The UK’s 67m population is growing at a healthy 1% pa clip, albeit there was a slight dip in the birth rate at the turn of the Millennium (see below). Leading this year to a 3% fall in the number of 18 year olds, and a 1.9% decline in British students accepting places at University (UCAS). Offset partially by a 3%-4% increase in overseas applications, leaving the total 2018/19 freshers’ intake very marginally lower (-1.1%) at c. 530k.
The good news is that this trend is set to reverse strongly between 2021-31. And besides, the temporary pause is having little impact anyway on demand for purposebuilt student accommodation (PBSA), especially at traditional red-brick universities. Indeed there are presently 1.8m UK full-time students, of which >1m rent but only 625k live in PBSA: split 60% university vs 40% corporate operated.
David Feeney of Cushman & Wakefield (C&W) adding that “demand remains strong”. Here, students are trading up, particularly in their 2nd and 3rd years when typically forced into lower quality digs. While landlords are still attracted by the ~4.3% Net Income Yields (NIY) on offer in central London and ~5% at Russell Group colleges. In fact C&W reckon £4.0bn of PBSA stock will be transacted in 2018 vs £4.1bn LY and £3.2bn 2016 - again indicating favourable conditions.
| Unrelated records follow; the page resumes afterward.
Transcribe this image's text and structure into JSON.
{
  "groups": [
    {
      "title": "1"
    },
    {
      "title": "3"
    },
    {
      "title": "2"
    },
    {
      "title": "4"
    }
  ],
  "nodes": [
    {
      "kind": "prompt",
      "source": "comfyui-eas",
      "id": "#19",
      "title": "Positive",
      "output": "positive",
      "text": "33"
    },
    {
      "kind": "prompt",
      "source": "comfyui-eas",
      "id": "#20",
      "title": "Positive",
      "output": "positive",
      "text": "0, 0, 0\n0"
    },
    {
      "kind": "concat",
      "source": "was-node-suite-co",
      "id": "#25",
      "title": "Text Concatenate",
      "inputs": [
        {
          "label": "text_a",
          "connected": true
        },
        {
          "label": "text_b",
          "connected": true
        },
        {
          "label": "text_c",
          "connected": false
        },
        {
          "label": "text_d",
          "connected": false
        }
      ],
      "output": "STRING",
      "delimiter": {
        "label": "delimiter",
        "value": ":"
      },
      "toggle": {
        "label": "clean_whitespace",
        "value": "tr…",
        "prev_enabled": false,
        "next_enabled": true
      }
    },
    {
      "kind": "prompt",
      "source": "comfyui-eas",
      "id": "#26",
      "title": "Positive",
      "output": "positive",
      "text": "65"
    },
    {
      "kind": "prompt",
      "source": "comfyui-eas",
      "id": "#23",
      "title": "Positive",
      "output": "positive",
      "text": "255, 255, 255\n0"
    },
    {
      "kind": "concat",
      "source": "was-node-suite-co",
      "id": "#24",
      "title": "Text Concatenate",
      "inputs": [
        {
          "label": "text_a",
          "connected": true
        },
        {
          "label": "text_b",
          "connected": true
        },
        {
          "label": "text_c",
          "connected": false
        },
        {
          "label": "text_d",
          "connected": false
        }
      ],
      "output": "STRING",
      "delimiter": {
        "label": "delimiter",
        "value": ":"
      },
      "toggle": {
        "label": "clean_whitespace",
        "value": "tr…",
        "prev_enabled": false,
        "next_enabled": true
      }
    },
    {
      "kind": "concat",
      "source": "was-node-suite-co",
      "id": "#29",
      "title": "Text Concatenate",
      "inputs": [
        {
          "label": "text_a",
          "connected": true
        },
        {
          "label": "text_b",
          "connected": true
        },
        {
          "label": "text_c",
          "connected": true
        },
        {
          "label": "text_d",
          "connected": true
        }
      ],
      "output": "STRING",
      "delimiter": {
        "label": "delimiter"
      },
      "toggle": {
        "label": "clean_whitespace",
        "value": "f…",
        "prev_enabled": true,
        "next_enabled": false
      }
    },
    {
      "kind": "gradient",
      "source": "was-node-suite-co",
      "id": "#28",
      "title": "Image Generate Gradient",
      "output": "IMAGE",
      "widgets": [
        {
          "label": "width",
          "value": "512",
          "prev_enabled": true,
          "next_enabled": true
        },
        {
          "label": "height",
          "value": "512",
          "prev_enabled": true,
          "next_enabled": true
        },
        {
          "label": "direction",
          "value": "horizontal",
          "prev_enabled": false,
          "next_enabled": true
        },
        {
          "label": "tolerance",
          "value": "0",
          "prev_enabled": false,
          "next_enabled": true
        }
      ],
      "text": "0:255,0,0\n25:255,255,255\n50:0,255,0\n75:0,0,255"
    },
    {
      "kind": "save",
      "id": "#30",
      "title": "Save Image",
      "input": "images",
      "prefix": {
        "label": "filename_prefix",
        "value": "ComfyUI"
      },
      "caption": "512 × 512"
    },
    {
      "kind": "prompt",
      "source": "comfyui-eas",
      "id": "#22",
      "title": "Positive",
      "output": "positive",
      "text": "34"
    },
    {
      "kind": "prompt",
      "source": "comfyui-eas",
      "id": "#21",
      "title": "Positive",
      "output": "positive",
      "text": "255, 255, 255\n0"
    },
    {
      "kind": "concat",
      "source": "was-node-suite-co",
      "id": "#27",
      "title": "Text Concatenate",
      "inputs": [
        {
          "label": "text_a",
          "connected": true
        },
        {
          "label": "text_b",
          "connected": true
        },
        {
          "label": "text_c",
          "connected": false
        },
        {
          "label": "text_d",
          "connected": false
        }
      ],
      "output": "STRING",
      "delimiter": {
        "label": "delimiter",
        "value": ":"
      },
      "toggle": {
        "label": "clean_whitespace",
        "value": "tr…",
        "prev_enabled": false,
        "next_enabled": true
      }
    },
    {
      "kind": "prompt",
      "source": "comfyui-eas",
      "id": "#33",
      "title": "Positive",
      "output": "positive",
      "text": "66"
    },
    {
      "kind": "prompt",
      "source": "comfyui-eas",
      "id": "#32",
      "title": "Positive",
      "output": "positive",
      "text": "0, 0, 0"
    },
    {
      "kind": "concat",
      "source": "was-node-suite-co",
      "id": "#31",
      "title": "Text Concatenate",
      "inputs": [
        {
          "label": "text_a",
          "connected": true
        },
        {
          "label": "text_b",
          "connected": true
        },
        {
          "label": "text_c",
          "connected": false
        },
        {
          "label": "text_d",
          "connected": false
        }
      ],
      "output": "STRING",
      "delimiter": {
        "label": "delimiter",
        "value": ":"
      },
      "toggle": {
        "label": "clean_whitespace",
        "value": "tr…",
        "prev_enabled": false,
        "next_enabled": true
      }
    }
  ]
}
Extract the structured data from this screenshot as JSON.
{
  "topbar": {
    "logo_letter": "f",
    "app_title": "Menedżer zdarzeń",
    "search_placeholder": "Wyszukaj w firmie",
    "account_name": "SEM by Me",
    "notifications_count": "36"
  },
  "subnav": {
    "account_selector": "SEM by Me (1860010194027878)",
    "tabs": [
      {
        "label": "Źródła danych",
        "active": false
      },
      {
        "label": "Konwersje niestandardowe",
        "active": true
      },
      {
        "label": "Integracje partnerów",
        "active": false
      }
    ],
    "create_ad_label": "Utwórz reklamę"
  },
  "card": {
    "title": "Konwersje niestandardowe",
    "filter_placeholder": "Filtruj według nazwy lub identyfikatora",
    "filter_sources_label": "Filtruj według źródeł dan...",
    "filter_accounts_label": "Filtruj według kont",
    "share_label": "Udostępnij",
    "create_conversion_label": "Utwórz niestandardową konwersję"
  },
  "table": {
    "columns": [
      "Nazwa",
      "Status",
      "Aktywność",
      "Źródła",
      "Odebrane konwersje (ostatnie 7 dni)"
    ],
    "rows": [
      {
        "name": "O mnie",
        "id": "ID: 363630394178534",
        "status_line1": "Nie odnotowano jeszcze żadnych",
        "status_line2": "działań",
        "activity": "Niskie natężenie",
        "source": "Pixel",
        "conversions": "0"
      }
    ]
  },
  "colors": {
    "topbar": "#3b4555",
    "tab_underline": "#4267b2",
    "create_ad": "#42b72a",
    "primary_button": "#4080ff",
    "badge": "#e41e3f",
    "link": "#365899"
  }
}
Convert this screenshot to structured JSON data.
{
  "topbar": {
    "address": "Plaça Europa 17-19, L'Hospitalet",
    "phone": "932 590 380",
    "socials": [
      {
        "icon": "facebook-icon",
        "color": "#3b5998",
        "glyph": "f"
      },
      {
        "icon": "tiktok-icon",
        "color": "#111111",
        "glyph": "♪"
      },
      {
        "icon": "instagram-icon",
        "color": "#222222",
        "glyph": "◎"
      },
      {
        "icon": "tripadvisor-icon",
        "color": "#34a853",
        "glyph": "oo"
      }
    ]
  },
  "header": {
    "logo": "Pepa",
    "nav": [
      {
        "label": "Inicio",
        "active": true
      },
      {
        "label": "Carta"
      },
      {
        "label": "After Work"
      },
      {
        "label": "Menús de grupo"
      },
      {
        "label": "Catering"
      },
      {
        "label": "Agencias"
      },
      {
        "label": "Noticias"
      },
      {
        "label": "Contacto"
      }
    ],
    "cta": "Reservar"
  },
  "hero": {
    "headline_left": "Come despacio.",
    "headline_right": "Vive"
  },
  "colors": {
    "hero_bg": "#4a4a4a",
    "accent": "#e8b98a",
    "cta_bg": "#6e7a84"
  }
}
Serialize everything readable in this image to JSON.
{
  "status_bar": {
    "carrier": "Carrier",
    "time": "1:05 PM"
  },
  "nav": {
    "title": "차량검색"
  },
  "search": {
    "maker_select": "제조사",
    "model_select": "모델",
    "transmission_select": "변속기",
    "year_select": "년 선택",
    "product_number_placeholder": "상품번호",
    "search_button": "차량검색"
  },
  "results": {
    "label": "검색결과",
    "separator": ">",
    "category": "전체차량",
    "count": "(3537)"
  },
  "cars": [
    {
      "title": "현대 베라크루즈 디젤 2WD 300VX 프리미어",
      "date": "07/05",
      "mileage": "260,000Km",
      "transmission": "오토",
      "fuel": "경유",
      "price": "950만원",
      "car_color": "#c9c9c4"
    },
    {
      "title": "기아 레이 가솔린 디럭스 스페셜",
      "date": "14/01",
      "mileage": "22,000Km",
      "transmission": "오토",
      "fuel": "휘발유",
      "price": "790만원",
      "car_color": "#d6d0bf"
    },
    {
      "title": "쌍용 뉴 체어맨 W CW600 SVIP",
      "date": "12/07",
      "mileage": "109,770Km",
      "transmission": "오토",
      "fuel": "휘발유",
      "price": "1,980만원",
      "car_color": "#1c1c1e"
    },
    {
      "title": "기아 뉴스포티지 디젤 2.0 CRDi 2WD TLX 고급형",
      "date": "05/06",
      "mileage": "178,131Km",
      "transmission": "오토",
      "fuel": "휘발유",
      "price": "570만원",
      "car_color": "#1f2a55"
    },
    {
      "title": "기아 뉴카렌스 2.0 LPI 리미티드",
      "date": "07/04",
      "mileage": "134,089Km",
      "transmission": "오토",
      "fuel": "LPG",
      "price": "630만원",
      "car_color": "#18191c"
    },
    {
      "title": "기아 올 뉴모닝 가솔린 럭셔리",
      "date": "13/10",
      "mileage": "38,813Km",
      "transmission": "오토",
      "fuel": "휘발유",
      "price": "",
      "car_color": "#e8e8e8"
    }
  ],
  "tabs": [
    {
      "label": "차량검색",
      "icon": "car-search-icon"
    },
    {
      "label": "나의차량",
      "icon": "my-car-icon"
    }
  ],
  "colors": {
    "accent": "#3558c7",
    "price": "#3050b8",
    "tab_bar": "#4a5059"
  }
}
Enter Watkin Jones, one of the country’s largest student property developers and managers. Yesterday, the company said that it had exchanged contracts on a new 599 bed site with planning consent in Wembley (London) from Kelaty Propco Limited for an undisclosed fee. The project is scheduled for completion at the start of the 2021/22 academic year – adding approx 20% to that period’s output, and ~6% to the entire >10,000 unit pipeline.